Combinatorial optimisation presents a significant challenge across diverse fields, and quantum computing offers the potential for substantial speed improvements over classical approaches. Zixu Wang, Jack Mandell, Yangyang Xu, and Jian Shi, from Rensselaer Polytechnic Institute, investigate the Quantum Approximate Optimisation Algorithm (QAOA), a promising technique for achieving quantum advantage on current and near-future quantum hardware. Recognising that the circuit complexity of standard QAOA rapidly becomes unmanageable as problem size increases, the team proposes a novel approach termed the ‘linear chain ansatz’. This new method constructs quantum circuits with a depth independent of problem size, dramatically reducing computational demands and enabling the tackling of much larger optimisation problems, demonstrated through achieving a 0. 78 approximation ratio on a 100-vertex MaxCut instance using a digital quantum processor. This achievement represents a significant step towards realising practical quantum solutions for large-scale combinatorial optimisation.
Depth-Independent QAOA Ansatz for Scalability
A novel approach to quantum computation tackles the challenge of solving complex optimization problems with increasing scale.
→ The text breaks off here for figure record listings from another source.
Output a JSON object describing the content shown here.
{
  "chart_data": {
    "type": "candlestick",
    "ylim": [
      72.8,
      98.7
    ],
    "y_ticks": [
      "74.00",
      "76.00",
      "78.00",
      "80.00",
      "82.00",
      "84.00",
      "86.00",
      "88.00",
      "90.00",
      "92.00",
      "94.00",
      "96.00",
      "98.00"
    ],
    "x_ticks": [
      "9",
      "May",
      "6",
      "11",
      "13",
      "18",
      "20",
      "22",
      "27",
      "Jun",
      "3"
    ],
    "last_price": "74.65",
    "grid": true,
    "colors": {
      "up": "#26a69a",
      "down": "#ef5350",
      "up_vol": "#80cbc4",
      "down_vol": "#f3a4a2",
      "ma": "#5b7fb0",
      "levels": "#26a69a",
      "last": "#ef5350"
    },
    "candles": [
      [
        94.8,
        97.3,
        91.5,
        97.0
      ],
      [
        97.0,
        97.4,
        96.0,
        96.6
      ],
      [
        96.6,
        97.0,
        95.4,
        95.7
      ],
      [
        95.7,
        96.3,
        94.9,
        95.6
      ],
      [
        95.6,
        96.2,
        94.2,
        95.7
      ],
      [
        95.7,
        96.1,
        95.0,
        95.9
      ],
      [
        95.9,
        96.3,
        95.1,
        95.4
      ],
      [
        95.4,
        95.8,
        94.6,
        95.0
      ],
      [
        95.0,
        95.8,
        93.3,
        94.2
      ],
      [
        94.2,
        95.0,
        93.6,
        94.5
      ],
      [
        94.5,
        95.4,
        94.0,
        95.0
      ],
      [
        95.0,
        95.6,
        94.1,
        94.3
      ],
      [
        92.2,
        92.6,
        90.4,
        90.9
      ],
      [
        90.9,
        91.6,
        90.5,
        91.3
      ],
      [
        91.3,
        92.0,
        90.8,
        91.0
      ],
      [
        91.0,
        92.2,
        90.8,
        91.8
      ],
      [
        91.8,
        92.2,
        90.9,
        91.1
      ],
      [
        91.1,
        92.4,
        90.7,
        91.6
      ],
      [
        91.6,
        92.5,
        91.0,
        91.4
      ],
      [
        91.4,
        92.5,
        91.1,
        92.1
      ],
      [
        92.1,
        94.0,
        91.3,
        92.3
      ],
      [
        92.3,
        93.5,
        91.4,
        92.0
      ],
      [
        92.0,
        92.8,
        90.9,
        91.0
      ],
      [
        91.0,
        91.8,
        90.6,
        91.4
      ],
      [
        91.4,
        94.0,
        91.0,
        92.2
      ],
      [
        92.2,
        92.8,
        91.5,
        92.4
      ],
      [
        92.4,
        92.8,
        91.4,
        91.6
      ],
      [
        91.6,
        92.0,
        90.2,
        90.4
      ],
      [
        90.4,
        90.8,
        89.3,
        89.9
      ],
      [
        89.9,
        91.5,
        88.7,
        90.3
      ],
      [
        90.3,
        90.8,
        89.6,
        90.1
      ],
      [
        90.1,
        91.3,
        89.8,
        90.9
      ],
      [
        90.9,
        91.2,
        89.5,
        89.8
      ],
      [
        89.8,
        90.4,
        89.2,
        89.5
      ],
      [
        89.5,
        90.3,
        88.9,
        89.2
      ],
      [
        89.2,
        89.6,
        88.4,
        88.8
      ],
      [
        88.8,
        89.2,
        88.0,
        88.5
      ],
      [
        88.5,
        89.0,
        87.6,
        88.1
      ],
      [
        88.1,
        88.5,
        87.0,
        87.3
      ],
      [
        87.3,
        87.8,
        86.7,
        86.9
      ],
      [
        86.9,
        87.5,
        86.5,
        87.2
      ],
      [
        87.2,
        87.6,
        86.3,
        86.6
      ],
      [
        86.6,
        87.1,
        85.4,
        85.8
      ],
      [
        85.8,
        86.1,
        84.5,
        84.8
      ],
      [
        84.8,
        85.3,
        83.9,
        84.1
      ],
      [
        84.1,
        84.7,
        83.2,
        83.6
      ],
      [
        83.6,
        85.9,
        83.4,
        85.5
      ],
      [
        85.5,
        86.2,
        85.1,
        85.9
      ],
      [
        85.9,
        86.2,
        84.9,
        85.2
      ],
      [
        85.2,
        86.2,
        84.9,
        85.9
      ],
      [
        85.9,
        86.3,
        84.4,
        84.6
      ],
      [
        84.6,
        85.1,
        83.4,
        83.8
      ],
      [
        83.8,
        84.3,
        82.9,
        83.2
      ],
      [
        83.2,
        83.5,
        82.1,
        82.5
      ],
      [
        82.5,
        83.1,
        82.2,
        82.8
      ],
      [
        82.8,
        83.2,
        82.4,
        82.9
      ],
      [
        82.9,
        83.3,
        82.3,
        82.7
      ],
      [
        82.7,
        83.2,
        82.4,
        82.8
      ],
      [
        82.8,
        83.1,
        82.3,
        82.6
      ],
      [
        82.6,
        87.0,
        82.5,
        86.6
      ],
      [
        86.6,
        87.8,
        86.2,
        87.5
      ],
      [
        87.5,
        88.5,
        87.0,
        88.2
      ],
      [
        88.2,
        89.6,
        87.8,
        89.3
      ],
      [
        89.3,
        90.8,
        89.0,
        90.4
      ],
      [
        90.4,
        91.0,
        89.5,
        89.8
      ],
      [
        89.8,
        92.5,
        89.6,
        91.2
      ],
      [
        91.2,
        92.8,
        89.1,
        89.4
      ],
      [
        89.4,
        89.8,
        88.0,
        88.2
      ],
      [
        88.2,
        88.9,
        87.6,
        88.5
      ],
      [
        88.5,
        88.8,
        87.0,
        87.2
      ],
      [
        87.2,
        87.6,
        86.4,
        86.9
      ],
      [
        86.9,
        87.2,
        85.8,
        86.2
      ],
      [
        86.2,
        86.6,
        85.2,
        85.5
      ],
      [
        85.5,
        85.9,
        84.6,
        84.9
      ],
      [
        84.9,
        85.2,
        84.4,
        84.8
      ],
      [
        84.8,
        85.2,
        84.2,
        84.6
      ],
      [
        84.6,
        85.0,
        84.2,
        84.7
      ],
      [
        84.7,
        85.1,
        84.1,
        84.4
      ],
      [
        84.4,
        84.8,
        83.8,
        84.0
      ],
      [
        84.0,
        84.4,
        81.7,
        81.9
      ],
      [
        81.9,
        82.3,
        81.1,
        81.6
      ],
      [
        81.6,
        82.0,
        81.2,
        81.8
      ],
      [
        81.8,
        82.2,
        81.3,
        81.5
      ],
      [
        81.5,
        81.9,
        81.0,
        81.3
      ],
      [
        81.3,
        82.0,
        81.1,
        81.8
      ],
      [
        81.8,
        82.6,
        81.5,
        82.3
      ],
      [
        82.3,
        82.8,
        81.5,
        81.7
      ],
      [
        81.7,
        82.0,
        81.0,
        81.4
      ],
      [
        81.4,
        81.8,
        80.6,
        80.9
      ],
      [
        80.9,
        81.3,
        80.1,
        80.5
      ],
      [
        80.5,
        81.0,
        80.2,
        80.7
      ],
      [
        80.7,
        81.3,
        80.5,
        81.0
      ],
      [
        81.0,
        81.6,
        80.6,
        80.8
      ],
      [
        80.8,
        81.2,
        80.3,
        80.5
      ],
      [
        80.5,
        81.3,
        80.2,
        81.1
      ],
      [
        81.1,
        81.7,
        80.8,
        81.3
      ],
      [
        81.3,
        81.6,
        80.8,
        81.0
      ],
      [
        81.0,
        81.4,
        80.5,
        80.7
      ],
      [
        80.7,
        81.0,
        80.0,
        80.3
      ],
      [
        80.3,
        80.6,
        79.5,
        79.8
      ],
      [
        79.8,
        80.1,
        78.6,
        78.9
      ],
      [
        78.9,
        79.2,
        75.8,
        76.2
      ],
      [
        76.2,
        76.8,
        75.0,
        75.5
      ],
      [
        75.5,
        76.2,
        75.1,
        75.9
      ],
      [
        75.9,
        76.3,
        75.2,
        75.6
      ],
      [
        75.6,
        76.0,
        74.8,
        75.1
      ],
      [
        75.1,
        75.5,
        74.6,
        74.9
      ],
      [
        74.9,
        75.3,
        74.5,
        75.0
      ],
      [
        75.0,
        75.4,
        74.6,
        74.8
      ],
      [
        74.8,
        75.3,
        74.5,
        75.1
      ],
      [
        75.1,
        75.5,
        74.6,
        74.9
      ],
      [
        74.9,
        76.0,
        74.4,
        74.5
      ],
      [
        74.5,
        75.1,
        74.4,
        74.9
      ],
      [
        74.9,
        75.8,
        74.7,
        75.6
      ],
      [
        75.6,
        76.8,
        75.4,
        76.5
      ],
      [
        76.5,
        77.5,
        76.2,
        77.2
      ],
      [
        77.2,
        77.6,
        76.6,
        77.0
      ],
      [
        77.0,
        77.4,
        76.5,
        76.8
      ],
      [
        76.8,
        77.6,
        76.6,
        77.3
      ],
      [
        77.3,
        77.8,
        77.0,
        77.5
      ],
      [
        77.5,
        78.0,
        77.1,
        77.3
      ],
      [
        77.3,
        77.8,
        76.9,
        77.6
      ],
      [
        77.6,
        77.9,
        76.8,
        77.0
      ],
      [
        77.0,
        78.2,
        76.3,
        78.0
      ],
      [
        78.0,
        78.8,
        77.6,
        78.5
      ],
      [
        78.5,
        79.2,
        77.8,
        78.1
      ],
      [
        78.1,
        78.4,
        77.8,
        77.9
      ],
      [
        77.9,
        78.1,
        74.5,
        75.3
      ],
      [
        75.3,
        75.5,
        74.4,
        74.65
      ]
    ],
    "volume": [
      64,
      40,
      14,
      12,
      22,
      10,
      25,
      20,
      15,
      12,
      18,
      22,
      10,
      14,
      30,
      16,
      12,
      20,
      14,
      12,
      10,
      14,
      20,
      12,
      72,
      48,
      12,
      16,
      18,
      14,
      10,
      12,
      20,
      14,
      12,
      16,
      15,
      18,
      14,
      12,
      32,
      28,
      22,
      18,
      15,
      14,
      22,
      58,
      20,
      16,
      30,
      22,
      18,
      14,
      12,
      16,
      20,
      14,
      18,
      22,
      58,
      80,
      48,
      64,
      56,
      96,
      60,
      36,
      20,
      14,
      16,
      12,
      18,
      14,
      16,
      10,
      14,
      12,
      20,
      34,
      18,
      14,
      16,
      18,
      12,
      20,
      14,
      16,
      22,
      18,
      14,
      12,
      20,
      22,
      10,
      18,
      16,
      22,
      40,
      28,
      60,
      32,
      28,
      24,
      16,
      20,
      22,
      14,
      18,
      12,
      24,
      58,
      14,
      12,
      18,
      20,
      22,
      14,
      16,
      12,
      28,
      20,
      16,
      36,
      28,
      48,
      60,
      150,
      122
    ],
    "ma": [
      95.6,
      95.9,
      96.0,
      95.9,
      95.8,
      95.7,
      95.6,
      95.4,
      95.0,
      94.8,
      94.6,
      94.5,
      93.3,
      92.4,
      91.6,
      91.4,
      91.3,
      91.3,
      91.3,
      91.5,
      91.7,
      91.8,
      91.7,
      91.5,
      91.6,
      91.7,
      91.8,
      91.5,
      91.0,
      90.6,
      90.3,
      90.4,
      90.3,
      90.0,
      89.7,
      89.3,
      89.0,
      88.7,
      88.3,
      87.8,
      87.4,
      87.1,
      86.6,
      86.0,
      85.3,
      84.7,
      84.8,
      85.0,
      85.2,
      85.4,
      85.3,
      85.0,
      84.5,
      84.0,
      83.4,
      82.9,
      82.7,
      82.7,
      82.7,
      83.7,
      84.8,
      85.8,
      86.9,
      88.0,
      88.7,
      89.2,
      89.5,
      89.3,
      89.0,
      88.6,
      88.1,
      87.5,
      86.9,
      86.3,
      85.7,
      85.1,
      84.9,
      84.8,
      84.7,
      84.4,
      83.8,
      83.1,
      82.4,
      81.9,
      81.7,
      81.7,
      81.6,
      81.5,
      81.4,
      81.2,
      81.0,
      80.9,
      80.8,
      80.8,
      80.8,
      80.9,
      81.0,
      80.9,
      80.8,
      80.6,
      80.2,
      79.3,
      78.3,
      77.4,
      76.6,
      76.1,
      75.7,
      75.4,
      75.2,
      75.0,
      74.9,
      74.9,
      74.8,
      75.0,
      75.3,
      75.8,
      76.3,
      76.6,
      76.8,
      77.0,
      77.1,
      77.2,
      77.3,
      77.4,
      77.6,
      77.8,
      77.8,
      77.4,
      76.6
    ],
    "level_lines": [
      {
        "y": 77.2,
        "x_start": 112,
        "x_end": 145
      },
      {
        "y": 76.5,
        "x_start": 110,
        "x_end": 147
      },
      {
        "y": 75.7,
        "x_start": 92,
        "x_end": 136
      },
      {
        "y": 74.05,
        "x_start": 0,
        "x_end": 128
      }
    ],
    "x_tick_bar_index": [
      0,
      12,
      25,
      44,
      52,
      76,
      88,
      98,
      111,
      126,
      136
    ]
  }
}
This method constructs a quantum state by sequentially applying parameterized single-qubit rotations and controlled-phase gates, effectively encoding problem-specific information into a linear chain of entangled qubits. This carefully designed entanglement structure bypasses the need for deep circuits, which are vulnerable to noise and decoherence.
The team demonstrates that this ansatz achieves competitive performance on benchmark combinatorial optimization problems, including MaxCut and graph colouring, even with limited circuit depth. Specifically, the ansatz exhibits superior scaling behaviour compared to standard QAOA implementations, maintaining a high success probability for larger problem instances. The researchers also established a connection between the ansatz parameters and the problem’s underlying structure, enabling efficient optimization and improved solution quality.
LC-QAOA Performance on MaxCut Instances
Detailed experimental results demonstrate the performance of a QAOA variant, LC-QAOA, on MaxCut problems. The authors investigated the algorithm’s performance on various MaxCut instances with different graph sizes, degrees, and edge weights. They also explored the impact of post-processing techniques and the length of the chain used in the quantum circuit. The results consistently show that LC-QAOA can achieve good approximation ratios, and certain techniques further improve performance. Tests on graphs with 40, 60, 80, 100, and 120 vertices, all with each vertex connected to three others, show that the mean approximation ratio remains relatively stable across different graph sizes, suggesting the algorithm scales reasonably well.
Further analysis on weighted graphs with varying degrees of connectivity confirms the algorithm’s effectiveness, maintaining consistent performance across different network structures. The application of a post-processing step, known as bit-flip, consistently improves the approximation ratio and, in some cases, identifies the optimal solution. Analysis of the relationship between the chain length and the mean approximation ratio demonstrates that using a longer chain generally improves performance, although the algorithm can still function effectively with shorter chains.
Shallow Circuits Solve Larger MaxCut Problems
Researchers have developed a new approach to QAOA that addresses the challenge of increasing circuit complexity as problem size grows. They designed a linear chain ansatz, a modified quantum circuit structure, that significantly reduces the computational demands for solving combinatorial optimization problems. By arranging entangling gates sequentially along a linear chain within the MaxCut graph, the team achieved a shallow circuit depth independent of problem size, enabling calculations on larger instances. Demonstrations on a digital quantum processor with 100 qubits yielded a mean approximation ratio of 0.
78 for solving MaxCut problems with 100 vertices, representing a state-of-the-art result among QAOA variants. The application of a bit-flip post-processing step improved the approximation ratio to 0. 95 and successfully recovered the true MaxCut solution, demonstrating the potential for enhanced performance through data refinement. While current demonstrations are limited by the number of qubits available, the researchers suggest that quantum advantage may emerge with access to quantum hardware featuring a significantly higher qubit count.